Search code examples
scalamavendatabricksazure-databricksgeomesa

Installing GeoMesa on Databricks


I'm trying to install GeoMesa in Azure Databricks (Databricks Version 6.6 / Scala 2.11) - trying to follow this tutorial

I have installed GeoMesa in DataBricks using Maven Coordinates org.locationtech.geomesa:geomesa-spark-jts_2.11:2.3.2 as described.

However, when I run import org.locationtech.geomesa.spark.GeoMesaSparkKryoRegistrator it's telling me that it's not found.

All the other imports in this tutorial work just fine:

import org.locationtech.jts.geom._
import org.locationtech.geomesa.spark.jts._

I looked at Geomesa's github, and it seems like it's the correct location.

I'm not super familiar with Java / Scala / Jars.

Not sure what other way I can approach this.

Thanks for help in advance!


Solution

  • Good question! It appears that there's a small error with this tutorial. The GeoMesaSparkKryoRegistrator is used for managing the serialization of SimpleFeatures in Spark.

    This tutorial does not seem to use SimpleFeatures (at least as of August 2020). As such, this import is likely unnecessary. You ought to be able to progress by skipping that import and the registration of the GeoMesaSparkKryoRegistrator.

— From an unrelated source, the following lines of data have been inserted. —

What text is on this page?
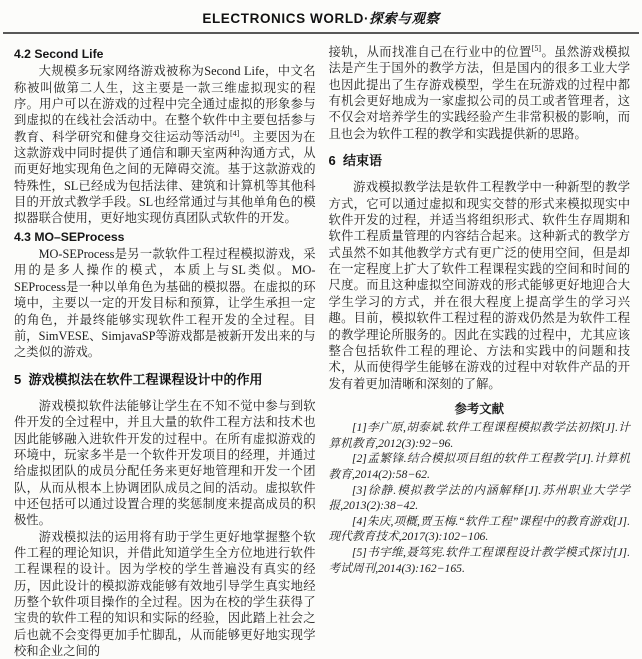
ELECTRONICS WORLD·探索与观察

4.2 Second Life

大规模多玩家网络游戏被称为Second Life，中文名称被叫做第二人生，这主要是一款三维虚拟现实的程序。用户可以在游戏的过程中完全通过虚拟的形象参与到虚拟的在线社会活动中。在整个软件中主要包括参与教育、科学研究和健身交往运动等活动[4]。主要因为在这款游戏中同时提供了通信和聊天室两种沟通方式，从而更好地实现角色之间的无障碍交流。基于这款游戏的特殊性，SL已经成为包括法律、建筑和计算机等其他科目的开放式教学手段。SL也经常通过与其他单角色的模拟器联合使用，更好地实现仿真团队式软件的开发。

4.3 MO–SEProcess

MO-SEProcess是另一款软件工程过程模拟游戏，采用的是多人操作的模式，本质上与SL类似。MO-SEProcess是一种以单角色为基础的模拟器。在虚拟的环境中，主要以一定的开发目标和预算，让学生承担一定的角色，并最终能够实现软件工程开发的全过程。目前，SimVESE、SimjavaSP等游戏都是被新开发出来的与之类似的游戏。

5  游戏模拟法在软件工程课程设计中的作用

游戏模拟软件法能够让学生在不知不觉中参与到软件开发的全过程中，并且大量的软件工程方法和技术也因此能够融入进软件开发的过程中。在所有虚拟游戏的环境中，玩家多半是一个软件开发项目的经理，并通过给虚拟团队的成员分配任务来更好地管理和开发一个团队，从而从根本上协调团队成员之间的活动。虚拟软件中还包括可以通过设置合理的奖惩制度来提高成员的积极性。

游戏模拟法的运用将有助于学生更好地掌握整个软件工程的理论知识，并借此知道学生全方位地进行软件工程课程的设计。因为学校的学生普遍没有真实的经历，因此设计的模拟游戏能够有效地引导学生真实地经历整个软件项目操作的全过程。因为在校的学生获得了宝贵的软件工程的知识和实际的经验，因此踏上社会之后也就不会变得更加手忙脚乱，从而能够更好地实现学校和企业之间的

接轨，从而找准自己在行业中的位置[5]。虽然游戏模拟法是产生于国外的教学方法，但是国内的很多工业大学也因此提出了生存游戏模型，学生在玩游戏的过程中都有机会更好地成为一家虚拟公司的员工或者管理者，这不仅会对培养学生的实践经验产生非常积极的影响，而且也会为软件工程的教学和实践提供新的思路。

6  结束语

游戏模拟教学法是软件工程教学中一种新型的教学方式，它可以通过虚拟和现实交替的形式来模拟现实中软件开发的过程，并适当将组织形式、软件生存周期和软件工程质量管理的内容结合起来。这种新式的教学方式虽然不如其他教学方式有更广泛的使用空间，但是却在一定程度上扩大了软件工程课程实践的空间和时间的尺度。而且这种虚拟空间游戏的形式能够更好地迎合大学生学习的方式，并在很大程度上提高学生的学习兴趣。目前，模拟软件工程过程的游戏仍然是为软件工程的教学理论所服务的。因此在实践的过程中，尤其应该整合包括软件工程的理论、方法和实践中的问题和技术，从而使得学生能够在游戏的过程中对软件产品的开发有着更加清晰和深刻的了解。

参考文献

[1]李广原,胡泰斌.软件工程课程模拟教学法初探[J].计算机教育,2012(3):92−96.

[2]孟繁锋.结合模拟项目组的软件工程教学[J].计算机教育,2014(2):58−62.

[3]徐静.模拟教学法的内涵解释[J].苏州职业大学学报,2013(2):38−42.

[4]朱庆,项概,贾玉梅.“软件工程”课程中的教育游戏[J].现代教育技术,2017(3):102−106.

[5]书宇维,聂笃宪.软件工程课程设计教学模式探讨[J].考试周刊,2014(3):162−165.
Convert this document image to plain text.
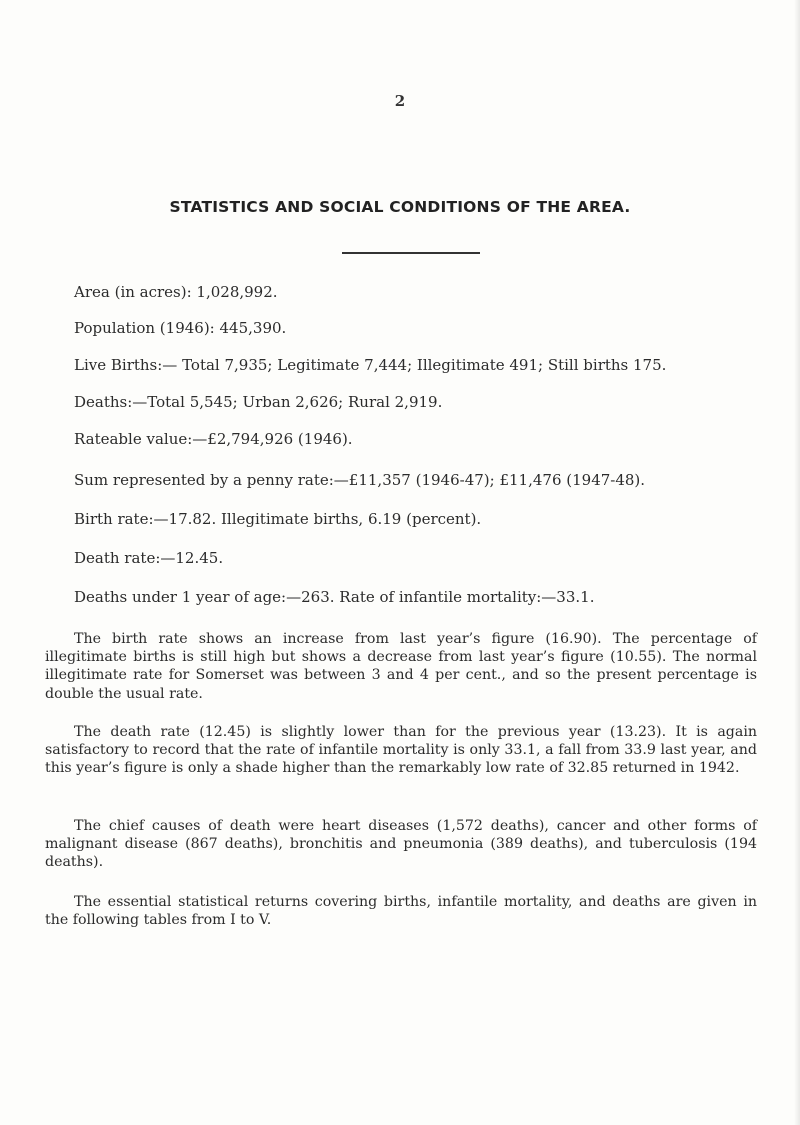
2
STATISTICS AND SOCIAL CONDITIONS OF THE AREA.
Area (in acres): 1,028,992.
Population (1946): 445,390.
Live Births:— Total 7,935; Legitimate 7,444; Illegitimate 491; Still births 175.
Deaths:—Total 5,545; Urban 2,626; Rural 2,919.
Rateable value:—£2,794,926 (1946).
Sum represented by a penny rate:—£11,357 (1946-47); £11,476 (1947-48).
Birth rate:—17.82. Illegitimate births, 6.19 (percent).
Death rate:—12.45.
Deaths under 1 year of age:—263. Rate of infantile mortality:—33.1.
The birth rate shows an increase from last year’s figure (16.90). The percentage of illegitimate births is still high but shows a decrease from last year’s figure (10.55). The normal illegitimate rate for Somerset was between 3 and 4 per cent., and so the present percentage is double the usual rate.
The death rate (12.45) is slightly lower than for the previous year (13.23). It is again satisfactory to record that the rate of infantile mortality is only 33.1, a fall from 33.9 last year, and this year’s figure is only a shade higher than the remarkably low rate of 32.85 returned in 1942.
The chief causes of death were heart diseases (1,572 deaths), cancer and other forms of malignant disease (867 deaths), bronchitis and pneumonia (389 deaths), and tuberculosis (194 deaths).
The essential statistical returns covering births, infantile mortality, and deaths are given in the following tables from I to V.
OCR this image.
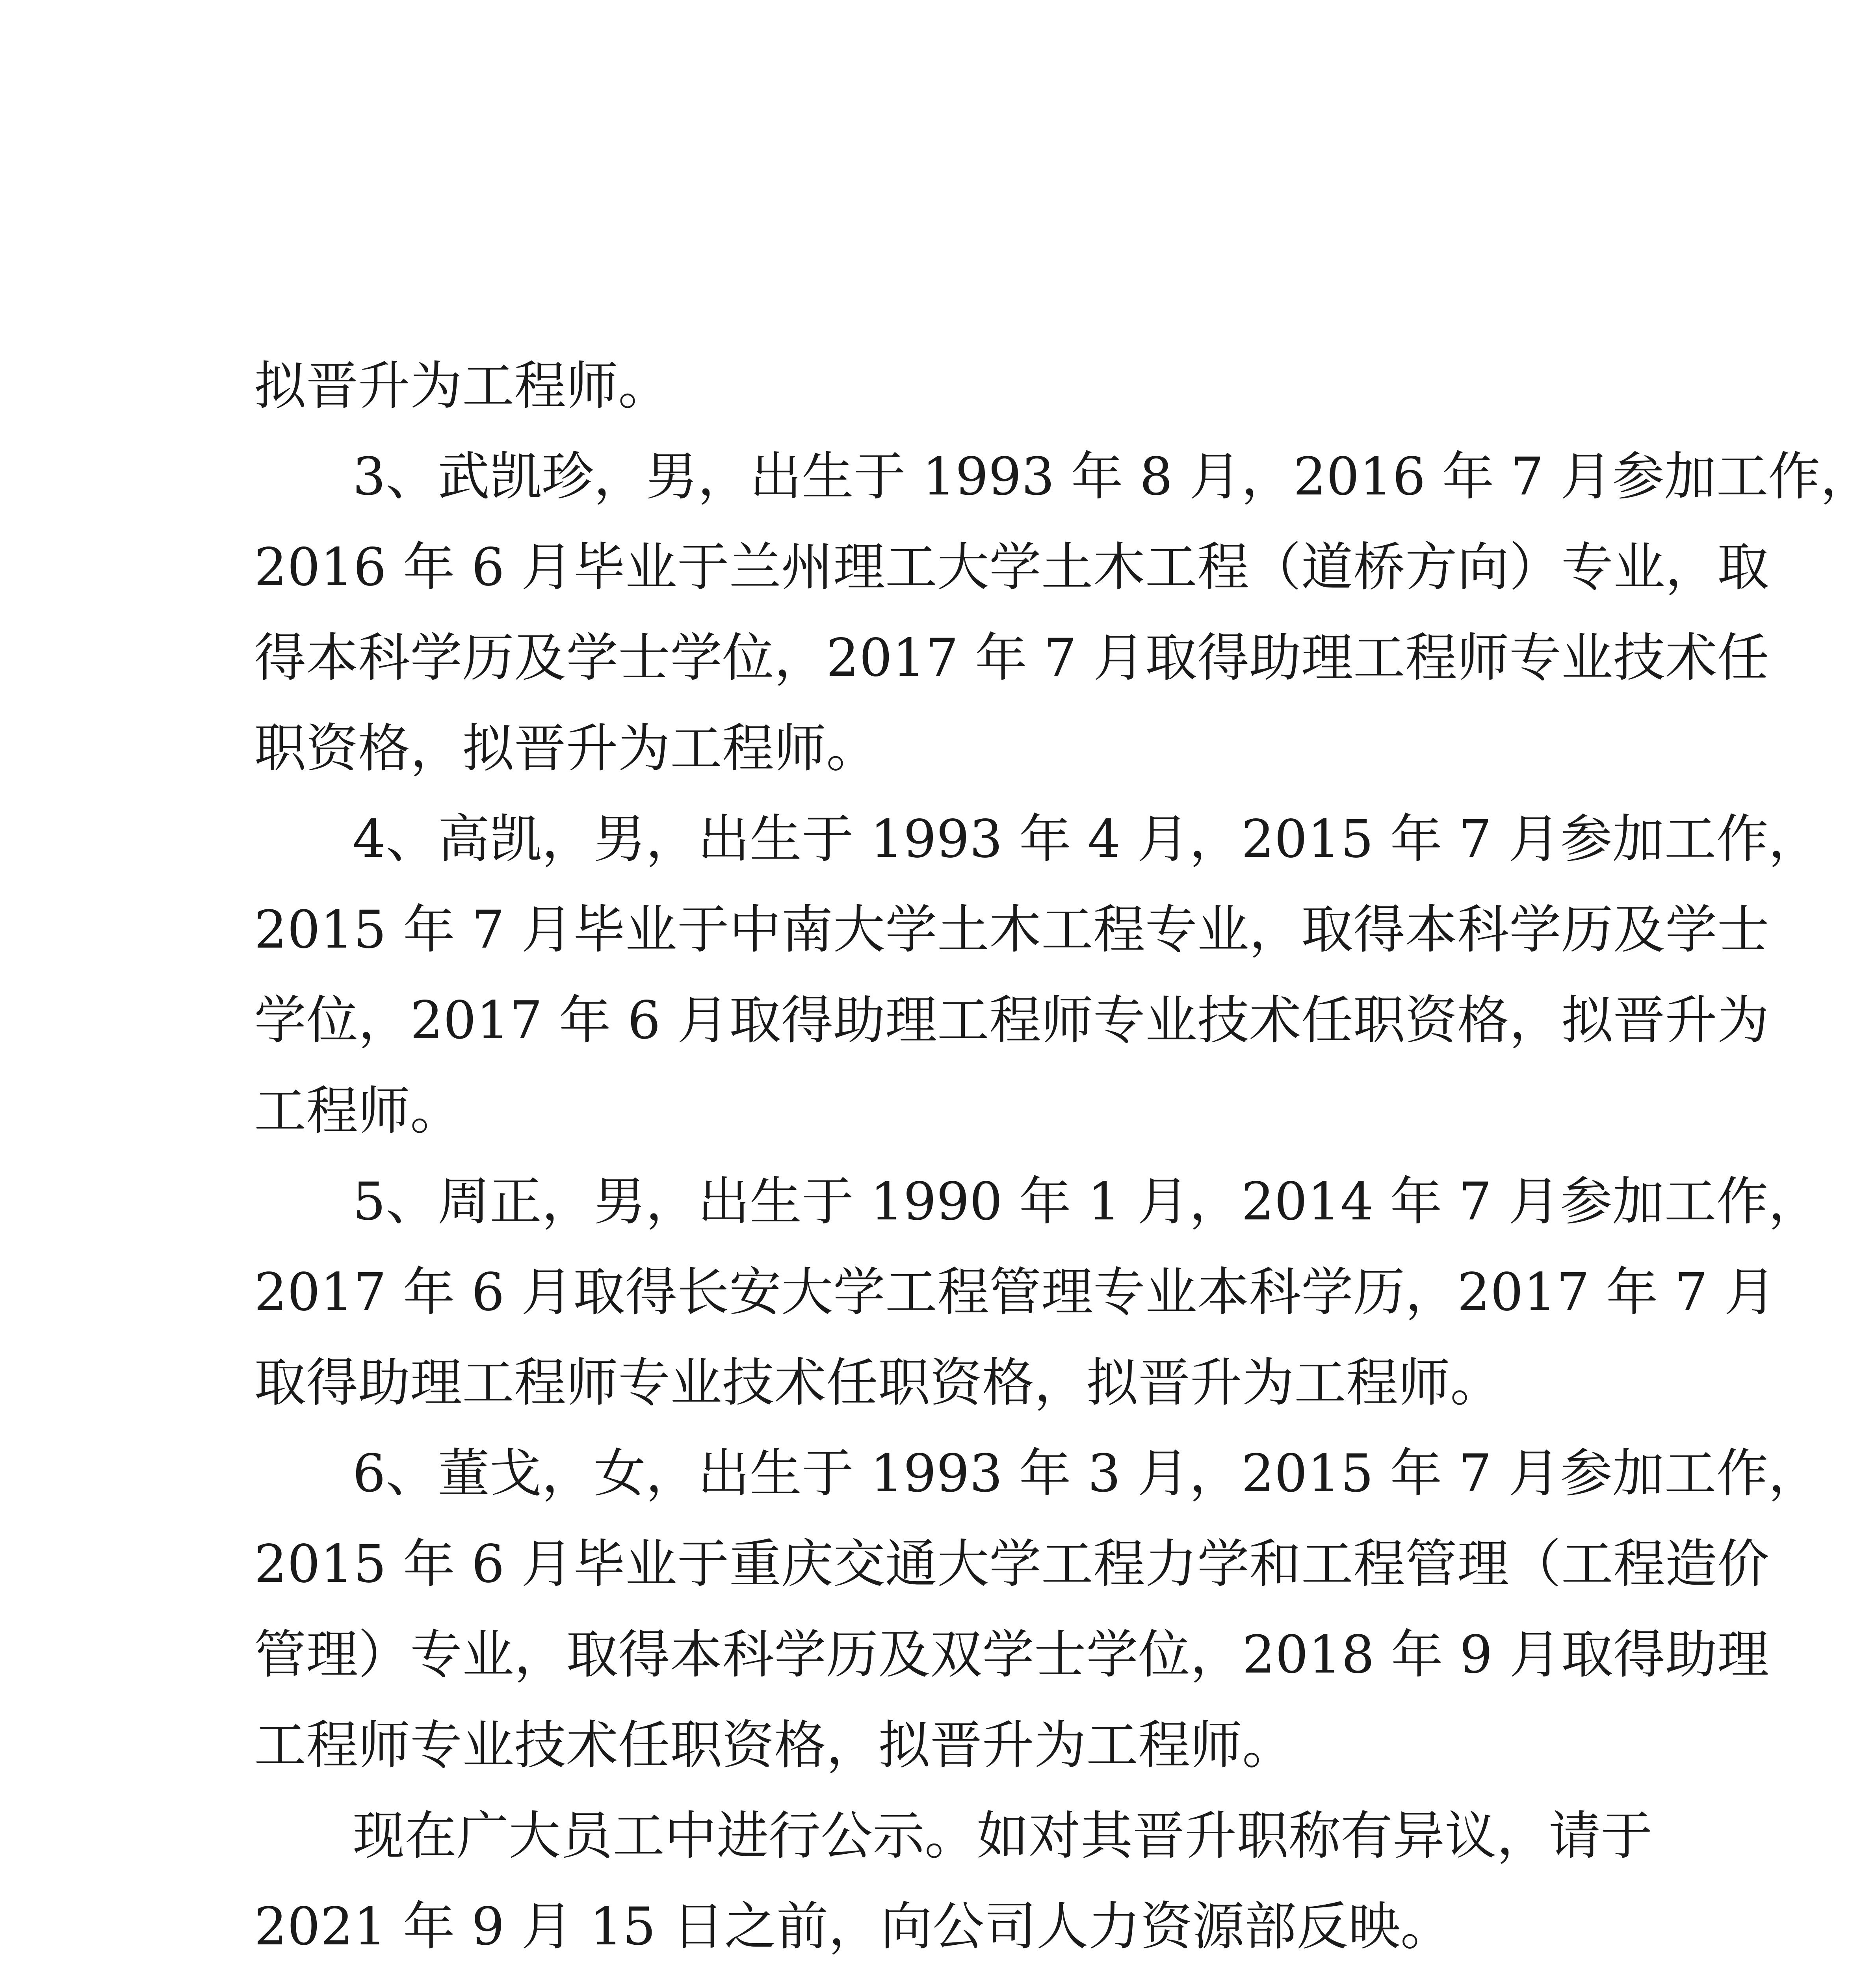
拟晋升为工程师。
3、武凯珍，男，出生于 1993 年 8 月，2016 年 7 月参加工作，
2016 年 6 月毕业于兰州理工大学土木工程（道桥方向）专业，取
得本科学历及学士学位，2017 年 7 月取得助理工程师专业技术任
职资格，拟晋升为工程师。
4、高凯，男，出生于 1993 年 4 月，2015 年 7 月参加工作，
2015 年 7 月毕业于中南大学土木工程专业，取得本科学历及学士
学位，2017 年 6 月取得助理工程师专业技术任职资格，拟晋升为
工程师。
5、周正，男，出生于 1990 年 1 月，2014 年 7 月参加工作，
2017 年 6 月取得长安大学工程管理专业本科学历，2017 年 7 月
取得助理工程师专业技术任职资格，拟晋升为工程师。
6、董戈，女，出生于 1993 年 3 月，2015 年 7 月参加工作，
2015 年 6 月毕业于重庆交通大学工程力学和工程管理（工程造价
管理）专业，取得本科学历及双学士学位，2018 年 9 月取得助理
工程师专业技术任职资格，拟晋升为工程师。
现在广大员工中进行公示。如对其晋升职称有异议，请于
2021 年 9 月 15 日之前，向公司人力资源部反映。
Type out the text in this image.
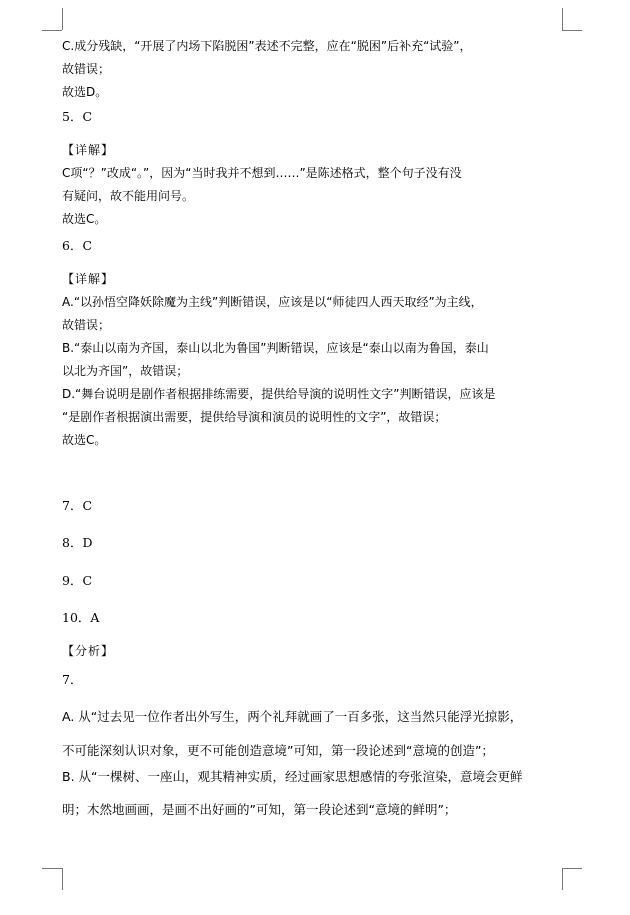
C.成分残缺，“开展了内场下陷脱困”表述不完整，应在“脱困”后补充“试验”，
故错误；
故选D。
5．C
【详解】
C项“？”改成“。”，因为“当时我并不想到……”是陈述格式，整个句子没有没
有疑问，故不能用问号。
故选C。
6．C
【详解】
A.“以孙悟空降妖除魔为主线”判断错误，应该是以“师徒四人西天取经”为主线，
故错误；
B.“泰山以南为齐国，泰山以北为鲁国”判断错误，应该是“泰山以南为鲁国，泰山
以北为齐国”，故错误；
D.“舞台说明是剧作者根据排练需要，提供给导演的说明性文字”判断错误，应该是
“是剧作者根据演出需要，提供给导演和演员的说明性的文字”，故错误；
故选C。
7．C
8．D
9．C
10．A
【分析】
7．
A. 从“过去见一位作者出外写生，两个礼拜就画了一百多张，这当然只能浮光掠影，
不可能深刻认识对象，更不可能创造意境”可知，第一段论述到“意境的创造”；
B. 从“一棵树、一座山，观其精神实质，经过画家思想感情的夸张渲染，意境会更鲜
明；木然地画画，是画不出好画的”可知，第一段论述到“意境的鲜明”；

    The imported module provides just the spatial types and functions necessary for achieving basic geometry support in Spark. To leverage GeoMesa's datastores in Spark, one would import a GeoMesa database-specific spark-runtime jar. Since those datastores use GeoTools SimpleFeatures, that jars would include the GeoMesaSparkKryoRegistrator, and its use would be similar to what is in that notebook and in the documentation on geomesa.org.